Interviú
- Categories: News magazine
- Frequency: Weekly
- Publisher: Grupo Zeta
- Total circulation (2011): 54,046
- Founder: Antonio Asensio Pizarro
- Founded: 1976
- First issue: 22 May 1976
- Final issue: 8 January 2018
- Country: Spain
- Based in: Madrid
- Language: Spanish
- Website: Official website

= Interviú =

Spanish review magazine (1976–2018)

Interviú (a Spanish Anglicism for "interview") was a Spanish language weekly news magazine published in Madrid, Spain. It was in circulation between 1976 and 2018.

==History and profile==
Interviú was established in 1976 in Barcelona by a group led by Antonio Asensio Pizarro and Josep Llario. It was first published on 22 May 1976. The publisher of the magazine was Grupo Zeta which was also founded by Asensio Pizarro in 1976. The magazine was published weekly on Mondays, and its headquarters was in Madrid.

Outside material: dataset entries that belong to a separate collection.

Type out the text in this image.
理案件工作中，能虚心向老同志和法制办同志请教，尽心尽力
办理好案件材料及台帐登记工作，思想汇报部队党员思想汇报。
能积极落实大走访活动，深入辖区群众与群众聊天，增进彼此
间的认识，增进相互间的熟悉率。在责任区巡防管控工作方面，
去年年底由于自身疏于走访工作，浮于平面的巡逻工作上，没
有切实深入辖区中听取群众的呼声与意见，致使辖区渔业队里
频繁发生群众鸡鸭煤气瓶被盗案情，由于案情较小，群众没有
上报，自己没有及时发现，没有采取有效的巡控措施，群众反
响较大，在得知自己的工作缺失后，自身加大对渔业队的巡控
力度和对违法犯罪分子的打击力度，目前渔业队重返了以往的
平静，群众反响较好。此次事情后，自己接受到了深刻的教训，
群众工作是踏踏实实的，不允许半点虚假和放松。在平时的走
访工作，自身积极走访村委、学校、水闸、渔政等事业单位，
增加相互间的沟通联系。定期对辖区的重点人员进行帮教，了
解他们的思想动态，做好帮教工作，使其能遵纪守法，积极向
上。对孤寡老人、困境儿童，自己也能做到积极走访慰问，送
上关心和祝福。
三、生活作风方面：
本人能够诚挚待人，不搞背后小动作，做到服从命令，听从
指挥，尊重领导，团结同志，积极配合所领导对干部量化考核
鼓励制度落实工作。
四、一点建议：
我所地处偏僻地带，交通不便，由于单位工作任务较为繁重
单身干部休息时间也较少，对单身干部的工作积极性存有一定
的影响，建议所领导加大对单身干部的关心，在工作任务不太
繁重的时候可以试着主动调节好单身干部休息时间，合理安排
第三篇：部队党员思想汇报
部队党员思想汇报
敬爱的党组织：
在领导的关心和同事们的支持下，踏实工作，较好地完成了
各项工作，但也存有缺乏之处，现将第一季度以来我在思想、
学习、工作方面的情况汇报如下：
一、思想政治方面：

The magazine was famous for publishing semi-nude and nude photographs of the rich and famous, sometimes using paparazzi photoshoots or posed pictorials. In this last case the subjects were normally women, typically Spanish actresses and singers. It also published interviews with politicians and articles on political and economic scandals and it featured opinion pieces by famous writers. Another notable inclusion was news photographs that were considered too violent or gory for use by the daily press.

Its last issue was on 8 January 2018. Grupo Zeta explained this was due to financial reasons and changes in the way the public consumes news.

==Circulation==
The circulation of Interviú was about 1 million copies both in 1977 and in 1978. It rose to three million copies in 1979. The magazine had a circulation of 122,644 copies in 2003.

Its circulation was 94,461 copies in 2008 and 62,614 copies in 2009. The circulation of the weekly was 54,046 copies in 2011.